Par Karin Cerny
Même Thomas Bernhard, jamais à court de provocation, a humblement ôté son chapeau avant de mourir : « Tout est ridicule quand on y pense », a-t-il déclaré, souvent cité depuis, dans son discours de remerciement lors de l’attribution du Prix d’État de littérature en 1968. . Et il faut encore se demander : comment devrions-nous et pouvons-nous parler de la mort ? La pandémie a-t-elle changé notre vision de la mortalité ? Le célèbre « Everyman », qui meurt chaque année sur la place de la cathédrale de Salzbourg, vache à lait du Festival de Salzbourg, a toujours été plus un spectacle qu’une source de pause. Une fête sauvage est célébrée au cours de laquelle un industriel affamé de vie se bat bec et ongles pour ne pas renoncer à sa richesse. Ce nouveau riche tout le monde est tout sauf un homme moyen. Qui peut s’identifier à cela ?
Le metteur en scène suisse Milo Rau est l’un des grands penseurs du théâtre d’aujourd’hui: il parcourt le monde et met sur scène des réalités brutales et irritantes, comme il l’a fait l’année dernière dans sa production du festival «Orest in Mossoul», dans laquelle il a emporté avec lui la tragédie grecque et l’Irak bombardé. Rau veut aiguiser notre conscience de l’exploitation et de l’injustice et utiliser la scène comme forum de discussion et de réflexion. Son «Everywoman», qu’il a développé avec l’actrice et co-auteure Ursina Lardi (photo), n’en est que plus surprenant. Un regard féministe sur la matière ? Non, aucun d’eux ne le souhaite, cela a été communiqué à l’avance. Elle doit rester « globalement humaine ».

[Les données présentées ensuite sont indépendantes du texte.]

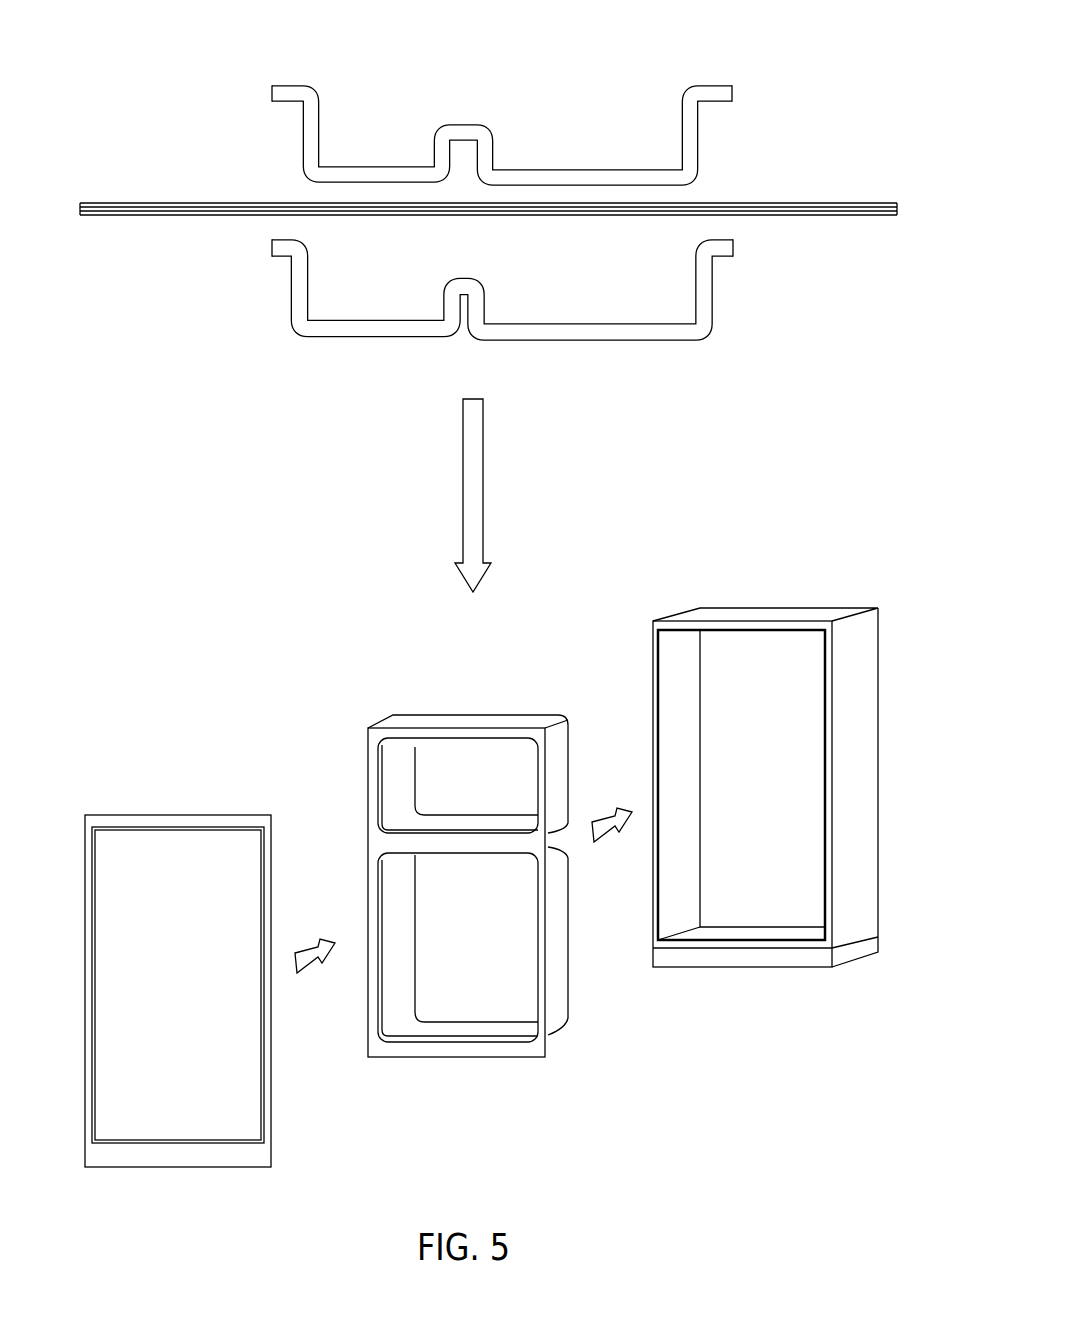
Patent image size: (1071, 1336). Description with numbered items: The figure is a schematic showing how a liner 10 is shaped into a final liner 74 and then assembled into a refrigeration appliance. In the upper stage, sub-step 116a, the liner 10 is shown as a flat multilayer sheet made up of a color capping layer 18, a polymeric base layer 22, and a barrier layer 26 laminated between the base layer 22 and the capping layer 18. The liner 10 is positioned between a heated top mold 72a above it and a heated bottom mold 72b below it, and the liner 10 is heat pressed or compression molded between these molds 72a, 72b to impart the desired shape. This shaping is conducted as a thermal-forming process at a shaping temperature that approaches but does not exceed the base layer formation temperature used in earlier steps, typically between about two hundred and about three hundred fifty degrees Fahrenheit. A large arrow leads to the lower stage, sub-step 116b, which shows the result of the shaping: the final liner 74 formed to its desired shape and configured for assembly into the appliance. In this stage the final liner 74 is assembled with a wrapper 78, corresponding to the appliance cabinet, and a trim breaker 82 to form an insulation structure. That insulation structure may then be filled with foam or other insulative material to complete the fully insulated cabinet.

The sub-step of textured pattern forming step 116a is at (175, 64).
The liner 10 is at (170, 201).
The color capping layer 18 is at (862, 215).
The polymeric base layer 22 is at (898, 208).
The barrier layer 26 is at (851, 203).
The heated top mold 72a is at (694, 135).
The heated bottom mold 72b is at (703, 283).
The sub-step of textured pattern forming step 116b is at (217, 626).
The final liner 74 is at (475, 722).
The wrapper 78 is at (770, 608).
The trim breaker 82 is at (171, 822).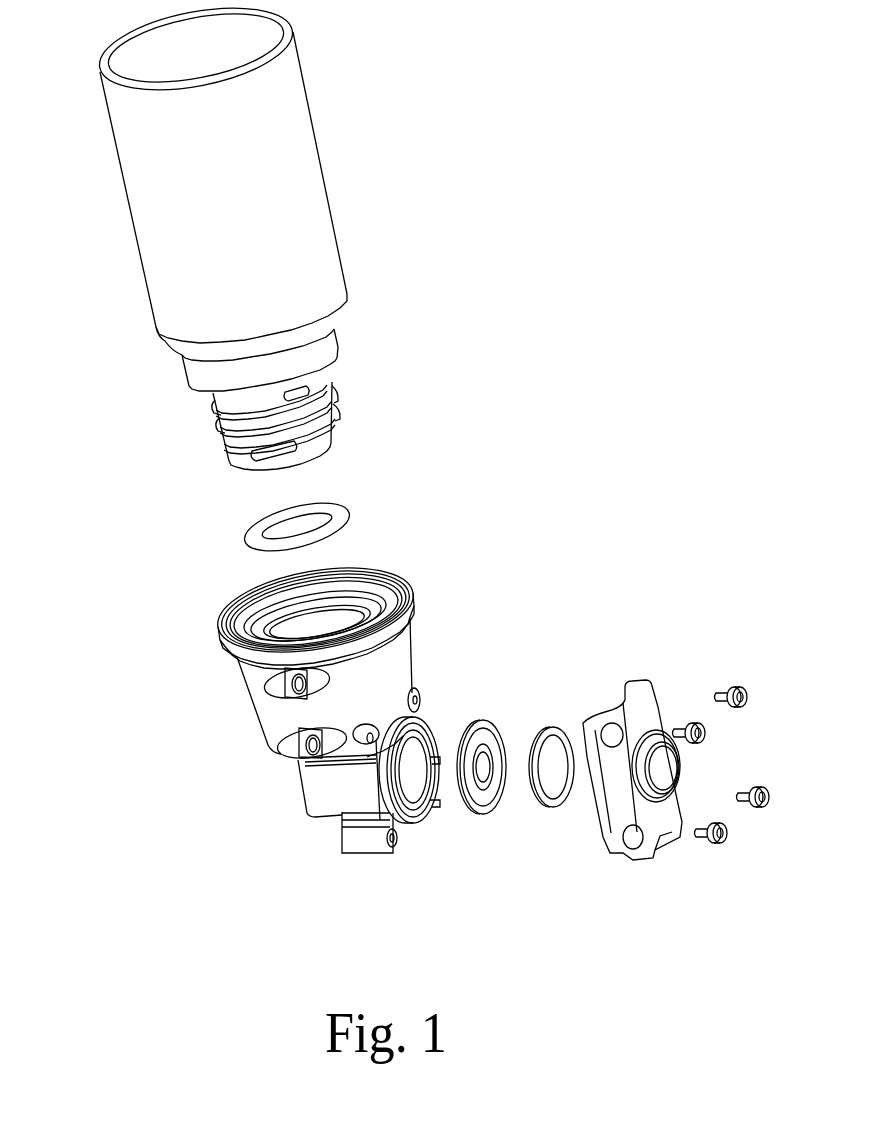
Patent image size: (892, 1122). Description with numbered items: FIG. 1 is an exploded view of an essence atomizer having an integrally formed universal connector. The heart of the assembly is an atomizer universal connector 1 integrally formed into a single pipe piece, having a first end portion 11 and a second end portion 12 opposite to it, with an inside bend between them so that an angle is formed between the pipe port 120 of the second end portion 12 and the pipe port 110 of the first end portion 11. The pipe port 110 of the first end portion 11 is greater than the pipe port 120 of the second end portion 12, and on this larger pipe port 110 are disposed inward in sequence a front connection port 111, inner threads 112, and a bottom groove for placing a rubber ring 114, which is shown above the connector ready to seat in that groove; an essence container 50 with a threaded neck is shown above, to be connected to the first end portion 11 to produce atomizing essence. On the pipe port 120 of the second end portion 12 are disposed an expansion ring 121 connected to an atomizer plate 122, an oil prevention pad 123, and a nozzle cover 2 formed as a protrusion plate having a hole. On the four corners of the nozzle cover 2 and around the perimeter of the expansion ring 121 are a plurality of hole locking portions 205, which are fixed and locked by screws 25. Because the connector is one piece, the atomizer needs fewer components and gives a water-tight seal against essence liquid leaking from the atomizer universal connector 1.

The atomizer universal connector 1 is at (308, 687).
The nozzle cover 2 is at (647, 708).
The first end portion 11 is at (308, 620).
The second end portion 12 is at (317, 800).
The screws 25 is at (720, 844).
The essence container 50 is at (330, 272).
The pipe port 110 is at (308, 573).
The front connection port 111 is at (348, 592).
The inner threads 112 is at (328, 628).
The rubber ring 114 is at (262, 527).
The pipe port 120 is at (418, 790).
The expansion ring 121 is at (433, 766).
The atomizer plate 122 is at (490, 795).
The oil prevention pad 123 is at (553, 728).
The hole locking portions 205 is at (393, 833).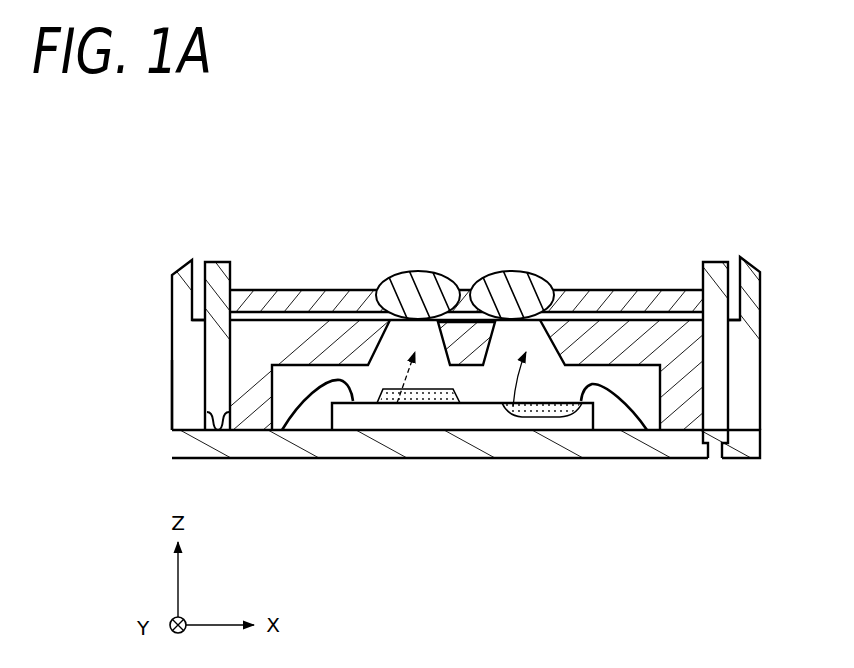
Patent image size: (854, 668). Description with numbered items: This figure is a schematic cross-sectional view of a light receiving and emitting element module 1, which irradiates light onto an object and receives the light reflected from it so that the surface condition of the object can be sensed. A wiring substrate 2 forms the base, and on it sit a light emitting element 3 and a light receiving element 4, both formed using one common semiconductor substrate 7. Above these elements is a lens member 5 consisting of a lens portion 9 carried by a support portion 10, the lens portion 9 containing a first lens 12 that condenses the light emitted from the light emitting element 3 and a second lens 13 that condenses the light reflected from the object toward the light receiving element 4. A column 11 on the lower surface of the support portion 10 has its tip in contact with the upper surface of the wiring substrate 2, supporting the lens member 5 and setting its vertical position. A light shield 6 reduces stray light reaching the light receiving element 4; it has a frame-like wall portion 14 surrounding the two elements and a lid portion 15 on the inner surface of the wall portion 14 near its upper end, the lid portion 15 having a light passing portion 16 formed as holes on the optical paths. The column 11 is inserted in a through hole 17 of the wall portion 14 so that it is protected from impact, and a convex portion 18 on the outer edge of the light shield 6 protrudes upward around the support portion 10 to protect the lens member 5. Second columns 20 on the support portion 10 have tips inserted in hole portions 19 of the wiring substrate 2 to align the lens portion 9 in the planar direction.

The light receiving and emitting element module 1 is at (669, 240).
The wiring substrate 2 is at (750, 445).
The light emitting element 3 is at (377, 407).
The light receiving element 4 is at (507, 421).
The lens member 5 is at (482, 364).
The light shield 6 is at (463, 336).
The semiconductor substrate 7 is at (455, 416).
The lens portion 9 is at (465, 258).
The support portion 10 is at (627, 306).
The column 11 is at (218, 322).
The first lens 12 is at (405, 291).
The second lens 13 is at (526, 296).
The wall portion 14 is at (201, 411).
The lid portion 15 is at (330, 352).
The light passing portion 16 is at (432, 394).
The through hole 17 is at (201, 412).
The convex portion 18 is at (183, 283).
The hole portion 19 is at (708, 459).
The second column 20 is at (718, 328).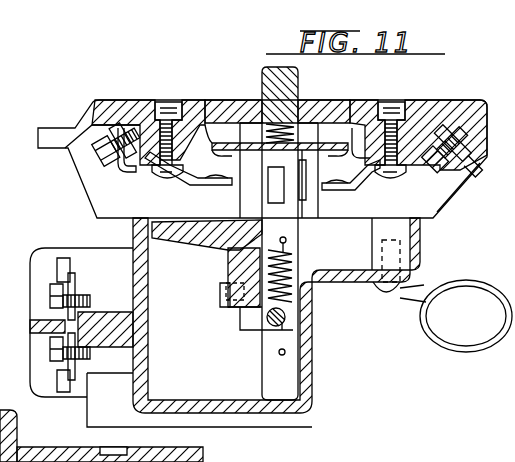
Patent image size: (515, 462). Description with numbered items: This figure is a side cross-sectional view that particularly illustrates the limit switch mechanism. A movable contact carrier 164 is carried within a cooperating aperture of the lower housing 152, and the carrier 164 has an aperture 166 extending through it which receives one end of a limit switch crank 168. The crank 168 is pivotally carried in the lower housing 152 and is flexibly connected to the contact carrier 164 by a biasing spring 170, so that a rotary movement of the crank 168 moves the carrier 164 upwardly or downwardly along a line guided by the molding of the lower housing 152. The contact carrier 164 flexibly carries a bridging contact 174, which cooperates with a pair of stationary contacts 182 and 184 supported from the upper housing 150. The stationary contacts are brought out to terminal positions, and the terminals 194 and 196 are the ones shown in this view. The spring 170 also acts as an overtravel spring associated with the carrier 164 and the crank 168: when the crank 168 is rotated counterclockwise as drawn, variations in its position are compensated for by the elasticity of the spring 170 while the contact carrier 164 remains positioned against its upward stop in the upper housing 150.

The upper housing 150 is at (230, 92).
The lower housing 152 is at (305, 340).
The contact carrier 164 is at (298, 260).
The aperture 166 is at (287, 223).
The limit switch crank 168 is at (200, 243).
The biasing spring 170 is at (303, 302).
The bridging contact 174 is at (244, 139).
The stationary contact 182 is at (197, 188).
The stationary contact 184 is at (349, 190).
The terminal 194 is at (95, 157).
The terminal 196 is at (445, 166).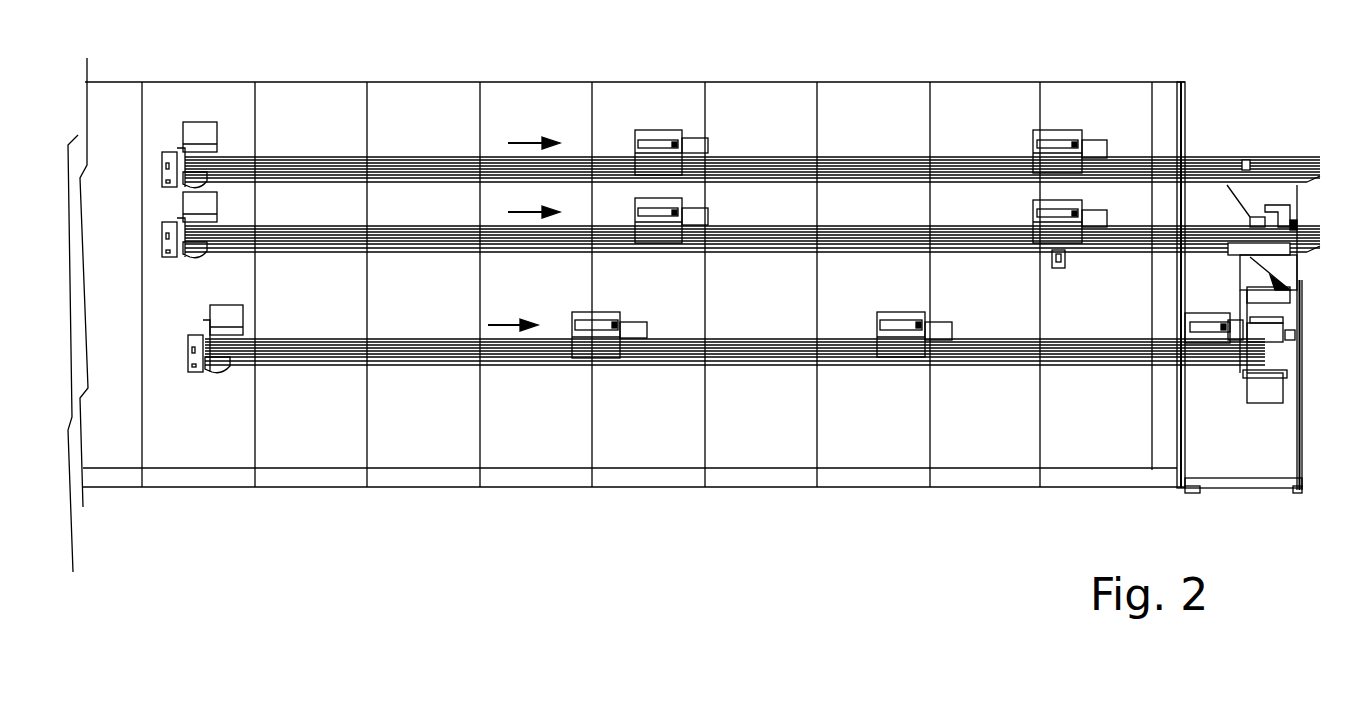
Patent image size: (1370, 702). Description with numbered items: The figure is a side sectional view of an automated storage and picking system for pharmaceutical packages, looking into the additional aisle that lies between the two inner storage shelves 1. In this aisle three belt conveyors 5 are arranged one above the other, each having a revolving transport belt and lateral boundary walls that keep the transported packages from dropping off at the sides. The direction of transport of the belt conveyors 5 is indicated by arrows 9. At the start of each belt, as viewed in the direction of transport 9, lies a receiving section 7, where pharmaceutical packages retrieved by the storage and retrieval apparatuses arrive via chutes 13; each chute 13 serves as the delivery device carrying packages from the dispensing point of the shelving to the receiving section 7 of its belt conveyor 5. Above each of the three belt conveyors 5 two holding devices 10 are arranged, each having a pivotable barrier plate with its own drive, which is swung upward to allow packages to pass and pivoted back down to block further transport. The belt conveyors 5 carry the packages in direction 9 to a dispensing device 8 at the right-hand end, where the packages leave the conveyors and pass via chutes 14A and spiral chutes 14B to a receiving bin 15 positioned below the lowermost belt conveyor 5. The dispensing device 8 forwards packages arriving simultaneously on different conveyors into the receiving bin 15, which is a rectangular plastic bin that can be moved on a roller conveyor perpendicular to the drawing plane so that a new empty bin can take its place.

The storage shelf 1 is at (852, 98).
The belt conveyor 5 is at (417, 228).
The receiving section 7 is at (203, 172).
The dispensing device 8 is at (1281, 125).
The direction of transport 9 is at (523, 140).
The holding device 10 is at (655, 200).
The chute 13 is at (205, 200).
The chute 14A is at (1278, 195).
The spiral chute 14B is at (1285, 268).
The receiving bin 15 is at (1268, 390).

Un plaidoyer pour plus de compassion et de douceur
Sur l’écran vidéo de la scène de Salzbourg, nous voyons maintenant une femme qui doit accepter le diagnostic d’un cancer incurable. Helga Bedau est présente dans l’enregistrement pré-produit avec une impertinence berlinoise sympathique et une grandeur impressionnante. Les deux hommes du théâtre ont trouvé l’homme de 71 ans alors qu’ils recherchaient un hospice. Sous les applaudissements, elle montera ensuite en direct sur scène et démontrera comment on peut défier la mort – probablement l’image la plus forte de cette soirée tranquille, qui repose plus sur le langage que sur les idées de mise en scène. Lardi donne des conférences sur les souvenirs et les observations avec un ton extra-sec (mais pas de pathétique !), réfléchit sur le classique « Everyman » et, vers la fin, plaide pour plus de compassion et de douceur. Elle rêve d’une soirée au théâtre qui raconte tout, qui puisse capter une personne dans sa totalité. Rau et Lardi n’y parviennent que partiellement, de nombreux domaines thématiques sont simplement effleurés, certaines choses sont pseudo-poétiques. On aurait aimé passer plus de temps avec Helga Bedau. Il n’y a pas de magie entre les deux femmes ; pendant de longues périodes de la soirée, cela ressemble à un cours d’école. Il vous laisse froid. Ce n’est que vers la fin, lorsque l’actrice principale disparaît lentement dans la vidéo, qu’apparaît comme un sentiment de mortalité, la sienne et celle des autres. Pour la vérité qu’avant la mort tout devient ridicule, petit et insignifiant.